Aymeric Blot is a Senior Lecturer at the Université of Rennes, France. He received in 2018 a doctorate from the University of Lille following work on automated algorithm design for multi-objective combinatorial optimisation, before moving to University College London to work on software specialisation using GI. His research focuses on strengthening GI techniques using knowledge from automated machine learning, algorithm configuration, and evolutionary computation.

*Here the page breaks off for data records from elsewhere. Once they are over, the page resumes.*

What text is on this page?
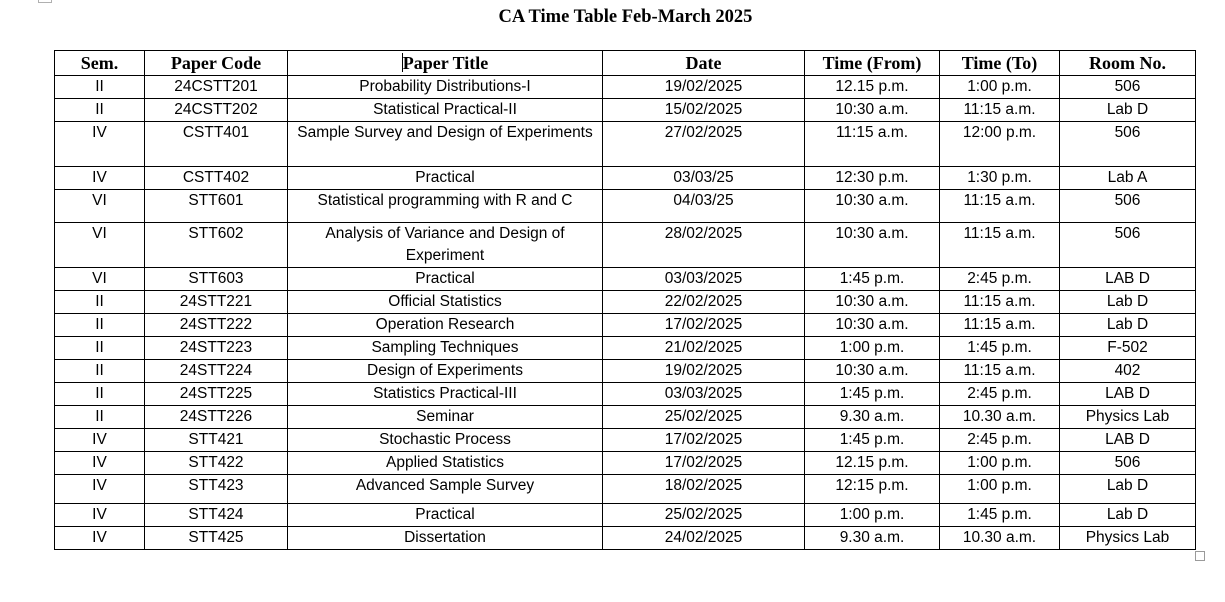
CA Time Table Feb-March 2025
Sem.	Paper Code	Paper Title	Date	Time (From)	Time (To)	Room No.
II	24CSTT201	Probability Distributions-I	19/02/2025	12.15 p.m.	1:00 p.m.	506
II	24CSTT202	Statistical Practical-II	15/02/2025	10:30 a.m.	11:15 a.m.	Lab D
IV	CSTT401	Sample Survey and Design of Experiments	27/02/2025	11:15 a.m.	12:00 p.m.	506
IV	CSTT402	Practical	03/03/25	12:30 p.m.	1:30 p.m.	Lab A
VI	STT601	Statistical programming with R and C	04/03/25	10:30 a.m.	11:15 a.m.	506
VI	STT602	Analysis of Variance and Design of Experiment	28/02/2025	10:30 a.m.	11:15 a.m.	506
VI	STT603	Practical	03/03/2025	1:45 p.m.	2:45 p.m.	LAB D
II	24STT221	Official Statistics	22/02/2025	10:30 a.m.	11:15 a.m.	Lab D
II	24STT222	Operation Research	17/02/2025	10:30 a.m.	11:15 a.m.	Lab D
II	24STT223	Sampling Techniques	21/02/2025	1:00 p.m.	1:45 p.m.	F-502
II	24STT224	Design of Experiments	19/02/2025	10:30 a.m.	11:15 a.m.	402
II	24STT225	Statistics Practical-III	03/03/2025	1:45 p.m.	2:45 p.m.	LAB D
II	24STT226	Seminar	25/02/2025	9.30 a.m.	10.30 a.m.	Physics Lab
IV	STT421	Stochastic Process	17/02/2025	1:45 p.m.	2:45 p.m.	LAB D
IV	STT422	Applied Statistics	17/02/2025	12.15 p.m.	1:00 p.m.	506
IV	STT423	Advanced Sample Survey	18/02/2025	12:15 p.m.	1:00 p.m.	Lab D
IV	STT424	Practical	25/02/2025	1:00 p.m.	1:45 p.m.	Lab D
IV	STT425	Dissertation	24/02/2025	9.30 a.m.	10.30 a.m.	Physics Lab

Vesna Nowack received her PhD in Computer Architecture at UPC, Spain (2016). Recently, she worked on APR in academia (Queen Mary University of London, Lancaster University) and industry (Bloomberg). She is currently a Research Associate at Imperial College London with a focus on human-in-the-loop ML systems.
Oliver Krauss received his doctorate in 2022 in Pattern Mining and Genetic Improvement in Compilers and Interpeters. His research focuses on mining patterns in software, as well as data, to improve runtime performance and energy consumption. He maintains several open source frameworks, such as Amaru).
Justyna Petke leads research in genetic improvement at University College London. Her work on GI was awarded a Silver (2014) and a Gold ’Humie’ (2016) and an ACM SIGSOFT Distinguished Paper Award at ISSTA 2015. She was the PC co-Chair for the International Symposium on Search-Based Software Engineering in 2017, has organised 8 GI workshops and serves on the editorial boards of 5 journals.
Special thanks to Bill Langdon for helping with advertising the workshop.